Consider the insights of one of the greatest minds Alabama has ever produced, the Harvard biologist E. O. Wilson. He started out studying ants as a boy in the bayous and backwaters the Mobile and Tensaw River Deltas in South Alabama, but eventually made his way to Harvard University as a Ph. D biologist and Pulitzer Prize winning author. He practically invented the field of what is now called evolutionary psychology by applying the lessons learned studying ant colonies to human social behaviors. In his 1978 book, On Human Nature, he made this observation about the human condition:
The first dilemma, in a word, is that we have no particular place to go. The species lacks any goal external to its own biological nature. It could be that in the next hundred years humankind will thread the needles of technology and politics, solve the energy and material crises, avert nuclear war, and control reproduction. The world can at least hope for a stable ecosystem and a well-nourished population. But what then? Educated people everywhere like to believe that beyond material needs lie fulfillment and the realization of individual potential. But what is fulfillment and to what ends may potential be realized? Traditional religious beliefs have been eroded, not so much by humiliating disproofs of their mythologies as by the growing awareness that beliefs are really enabling mechanisms for survival. Religions, like other human institutions, evolve so as to enhance the persistence and influence of their practitioners. Marxism and other secular religions offer little more than promises of material welfare and a legislated escape from the consequences of human nature. They, too, are energized by the goal of collective self-aggrandizement. The French political observer Alain Peyrefitte once said admiringly of Mao Tse-tung that ‘the Chinese knew the narcissistic joy of loving themselves in him. It is only natural that he should have loved himself through him.’ Thus does ideology bow to its hidden masters the genes, and the highest impulses seem upon closer examination to be metamorphosed into biological activity.
And perhaps that is what all this is. For today anyway, parents and educators can love themselves by casting glory upon the achievements of the graduates. But there is no particular point to any of it that transcends our biological nature. It seems that all we can really know about the point to life, from which the point to this celebration is ultimately derived, is that nothing of it transcends our biological nature. And it is the happenstance of biological endowment that is considered the most singular of achievements in this orgy of celebration.

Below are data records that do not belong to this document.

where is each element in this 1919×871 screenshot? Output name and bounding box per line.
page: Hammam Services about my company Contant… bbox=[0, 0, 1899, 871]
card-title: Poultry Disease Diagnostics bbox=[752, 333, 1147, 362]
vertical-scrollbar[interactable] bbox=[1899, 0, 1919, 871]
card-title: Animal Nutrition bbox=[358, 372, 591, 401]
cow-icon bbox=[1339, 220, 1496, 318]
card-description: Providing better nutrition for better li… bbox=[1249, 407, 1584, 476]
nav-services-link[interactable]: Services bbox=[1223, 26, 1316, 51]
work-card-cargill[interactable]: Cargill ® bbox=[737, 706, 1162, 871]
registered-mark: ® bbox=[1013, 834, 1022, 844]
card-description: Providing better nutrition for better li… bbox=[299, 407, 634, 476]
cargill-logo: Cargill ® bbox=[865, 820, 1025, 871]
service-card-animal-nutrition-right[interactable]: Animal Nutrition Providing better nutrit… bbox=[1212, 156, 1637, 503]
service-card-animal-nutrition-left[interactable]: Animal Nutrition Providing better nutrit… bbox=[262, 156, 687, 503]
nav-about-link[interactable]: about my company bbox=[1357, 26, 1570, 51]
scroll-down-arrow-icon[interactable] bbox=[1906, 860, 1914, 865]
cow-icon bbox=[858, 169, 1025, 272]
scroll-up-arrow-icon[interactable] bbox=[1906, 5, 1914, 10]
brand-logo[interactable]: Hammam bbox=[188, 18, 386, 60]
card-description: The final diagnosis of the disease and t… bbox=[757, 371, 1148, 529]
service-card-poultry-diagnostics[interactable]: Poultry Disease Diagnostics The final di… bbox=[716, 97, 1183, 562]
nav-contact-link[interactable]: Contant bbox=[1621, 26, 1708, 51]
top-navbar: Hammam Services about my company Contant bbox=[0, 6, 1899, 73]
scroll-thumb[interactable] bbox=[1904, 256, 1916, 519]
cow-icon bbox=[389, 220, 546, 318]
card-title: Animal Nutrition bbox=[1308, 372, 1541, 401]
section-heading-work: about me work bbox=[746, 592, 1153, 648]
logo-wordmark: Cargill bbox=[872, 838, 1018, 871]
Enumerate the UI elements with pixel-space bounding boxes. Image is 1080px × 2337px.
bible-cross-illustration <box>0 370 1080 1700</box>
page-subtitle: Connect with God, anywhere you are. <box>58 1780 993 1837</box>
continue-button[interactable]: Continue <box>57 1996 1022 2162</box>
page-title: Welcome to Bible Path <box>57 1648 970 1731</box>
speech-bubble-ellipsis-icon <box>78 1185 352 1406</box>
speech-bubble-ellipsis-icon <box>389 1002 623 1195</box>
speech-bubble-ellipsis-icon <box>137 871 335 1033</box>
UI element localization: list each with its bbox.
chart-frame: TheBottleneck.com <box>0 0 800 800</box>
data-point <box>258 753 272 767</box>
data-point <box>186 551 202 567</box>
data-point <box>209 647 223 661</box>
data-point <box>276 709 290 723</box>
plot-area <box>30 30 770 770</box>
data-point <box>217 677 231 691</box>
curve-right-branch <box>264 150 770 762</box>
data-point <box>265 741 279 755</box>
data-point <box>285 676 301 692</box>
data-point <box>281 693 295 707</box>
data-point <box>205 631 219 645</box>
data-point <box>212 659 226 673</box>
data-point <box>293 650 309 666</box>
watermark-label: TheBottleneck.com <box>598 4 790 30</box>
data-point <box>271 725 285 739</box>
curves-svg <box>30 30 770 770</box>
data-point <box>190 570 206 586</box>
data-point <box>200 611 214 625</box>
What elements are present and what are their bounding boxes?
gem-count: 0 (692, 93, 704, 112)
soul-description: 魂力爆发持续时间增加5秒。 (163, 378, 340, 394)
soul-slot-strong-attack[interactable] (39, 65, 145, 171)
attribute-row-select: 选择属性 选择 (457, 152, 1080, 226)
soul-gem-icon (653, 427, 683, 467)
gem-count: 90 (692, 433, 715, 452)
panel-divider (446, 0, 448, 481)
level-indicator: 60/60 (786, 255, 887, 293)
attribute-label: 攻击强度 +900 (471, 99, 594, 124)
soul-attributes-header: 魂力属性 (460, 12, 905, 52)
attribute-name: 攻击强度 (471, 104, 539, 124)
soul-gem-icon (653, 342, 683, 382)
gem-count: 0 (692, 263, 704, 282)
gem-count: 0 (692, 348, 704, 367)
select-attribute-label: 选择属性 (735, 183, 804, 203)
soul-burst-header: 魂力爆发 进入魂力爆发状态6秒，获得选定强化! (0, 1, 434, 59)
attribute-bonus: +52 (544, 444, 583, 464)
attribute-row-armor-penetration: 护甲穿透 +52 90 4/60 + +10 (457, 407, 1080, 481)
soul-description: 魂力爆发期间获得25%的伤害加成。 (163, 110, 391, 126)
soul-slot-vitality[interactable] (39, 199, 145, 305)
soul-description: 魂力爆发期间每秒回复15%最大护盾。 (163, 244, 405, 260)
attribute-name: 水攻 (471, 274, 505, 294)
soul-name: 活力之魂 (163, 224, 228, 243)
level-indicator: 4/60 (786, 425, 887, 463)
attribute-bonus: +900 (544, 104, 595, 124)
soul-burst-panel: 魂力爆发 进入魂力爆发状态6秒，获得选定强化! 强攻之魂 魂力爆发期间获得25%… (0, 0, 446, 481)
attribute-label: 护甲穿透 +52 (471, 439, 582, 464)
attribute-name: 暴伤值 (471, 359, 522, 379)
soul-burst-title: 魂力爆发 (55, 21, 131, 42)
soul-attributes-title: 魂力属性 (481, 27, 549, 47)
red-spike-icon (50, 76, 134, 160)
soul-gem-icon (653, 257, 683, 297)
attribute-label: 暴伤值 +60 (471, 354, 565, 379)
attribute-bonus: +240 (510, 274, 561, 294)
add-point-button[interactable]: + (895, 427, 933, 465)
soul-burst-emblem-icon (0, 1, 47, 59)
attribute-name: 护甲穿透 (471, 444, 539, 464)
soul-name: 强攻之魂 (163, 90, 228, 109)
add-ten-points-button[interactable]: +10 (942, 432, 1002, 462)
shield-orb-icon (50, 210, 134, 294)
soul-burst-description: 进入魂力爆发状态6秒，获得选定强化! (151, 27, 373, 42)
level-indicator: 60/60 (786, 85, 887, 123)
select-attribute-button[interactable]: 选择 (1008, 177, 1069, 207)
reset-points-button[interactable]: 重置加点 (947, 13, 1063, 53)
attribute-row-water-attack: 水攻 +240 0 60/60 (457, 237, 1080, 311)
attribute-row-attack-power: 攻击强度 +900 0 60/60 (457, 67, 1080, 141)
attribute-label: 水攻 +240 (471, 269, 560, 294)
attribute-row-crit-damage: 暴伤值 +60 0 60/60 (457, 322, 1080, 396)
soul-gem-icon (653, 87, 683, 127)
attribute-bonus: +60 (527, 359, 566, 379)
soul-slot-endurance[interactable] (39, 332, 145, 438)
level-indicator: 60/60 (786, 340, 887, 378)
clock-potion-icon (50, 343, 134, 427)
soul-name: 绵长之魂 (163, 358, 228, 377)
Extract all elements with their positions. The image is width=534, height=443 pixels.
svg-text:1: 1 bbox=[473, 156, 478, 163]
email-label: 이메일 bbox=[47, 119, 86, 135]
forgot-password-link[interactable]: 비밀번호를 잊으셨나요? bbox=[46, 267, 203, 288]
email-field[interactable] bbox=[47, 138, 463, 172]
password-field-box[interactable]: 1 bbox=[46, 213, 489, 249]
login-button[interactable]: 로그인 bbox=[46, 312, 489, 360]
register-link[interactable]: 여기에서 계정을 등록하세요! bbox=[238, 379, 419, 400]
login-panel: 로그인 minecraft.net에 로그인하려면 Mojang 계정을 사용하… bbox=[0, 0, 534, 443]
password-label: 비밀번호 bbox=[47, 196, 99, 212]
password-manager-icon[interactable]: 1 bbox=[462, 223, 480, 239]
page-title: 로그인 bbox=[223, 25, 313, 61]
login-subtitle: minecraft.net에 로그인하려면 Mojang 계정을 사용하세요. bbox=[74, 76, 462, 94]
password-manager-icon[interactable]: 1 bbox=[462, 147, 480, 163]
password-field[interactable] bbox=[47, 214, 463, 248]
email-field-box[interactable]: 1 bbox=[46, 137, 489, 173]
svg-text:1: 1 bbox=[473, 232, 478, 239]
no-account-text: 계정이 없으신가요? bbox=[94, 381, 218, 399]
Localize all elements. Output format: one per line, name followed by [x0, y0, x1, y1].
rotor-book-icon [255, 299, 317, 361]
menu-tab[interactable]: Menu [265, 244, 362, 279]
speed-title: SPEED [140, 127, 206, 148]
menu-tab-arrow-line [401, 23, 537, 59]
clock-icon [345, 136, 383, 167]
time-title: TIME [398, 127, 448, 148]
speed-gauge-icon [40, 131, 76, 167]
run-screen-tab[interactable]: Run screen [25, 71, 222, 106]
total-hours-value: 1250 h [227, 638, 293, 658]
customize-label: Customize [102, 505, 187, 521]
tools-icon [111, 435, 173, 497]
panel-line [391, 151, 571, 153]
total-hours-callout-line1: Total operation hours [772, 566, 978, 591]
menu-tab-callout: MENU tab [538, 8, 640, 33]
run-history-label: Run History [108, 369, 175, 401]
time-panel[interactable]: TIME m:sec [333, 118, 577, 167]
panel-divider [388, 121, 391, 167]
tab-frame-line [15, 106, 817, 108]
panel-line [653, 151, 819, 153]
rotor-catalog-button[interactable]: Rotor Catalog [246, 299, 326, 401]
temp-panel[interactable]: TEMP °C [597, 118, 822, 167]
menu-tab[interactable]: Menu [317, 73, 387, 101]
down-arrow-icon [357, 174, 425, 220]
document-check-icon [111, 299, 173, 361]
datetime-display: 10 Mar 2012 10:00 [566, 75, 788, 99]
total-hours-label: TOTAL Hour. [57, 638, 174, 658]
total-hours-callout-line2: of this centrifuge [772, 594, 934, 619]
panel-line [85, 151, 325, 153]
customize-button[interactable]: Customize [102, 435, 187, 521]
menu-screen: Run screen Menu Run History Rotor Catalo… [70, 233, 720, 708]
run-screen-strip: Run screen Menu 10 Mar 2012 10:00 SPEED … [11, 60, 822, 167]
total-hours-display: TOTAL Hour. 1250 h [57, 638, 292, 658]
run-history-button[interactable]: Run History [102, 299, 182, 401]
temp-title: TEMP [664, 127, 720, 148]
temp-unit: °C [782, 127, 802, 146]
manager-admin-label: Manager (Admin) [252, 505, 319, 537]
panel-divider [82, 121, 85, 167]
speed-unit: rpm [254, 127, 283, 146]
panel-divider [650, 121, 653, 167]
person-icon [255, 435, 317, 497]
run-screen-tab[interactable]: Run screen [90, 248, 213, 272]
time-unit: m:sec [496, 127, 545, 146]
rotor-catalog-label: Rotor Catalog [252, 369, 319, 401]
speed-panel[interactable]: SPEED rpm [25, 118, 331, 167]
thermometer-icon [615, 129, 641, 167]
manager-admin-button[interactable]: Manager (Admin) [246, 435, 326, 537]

I gained a lot of knowledge in my four years here, but not a lot of wisdom, as the first prerequisite of wisdom is humility, and this celebration, along with pretty much everything through the years leading up to it, stands as the antithesis of humility. But today, as I stand in awe at the vastness of the world outside these walls, I find myself humbled at my own insignificance. And maybe that is the point to all this, at least for me.
In the end, though I may have no particular place to go, still, I am for some reason quite eager to get out of here in order that I might get there. Thank-you.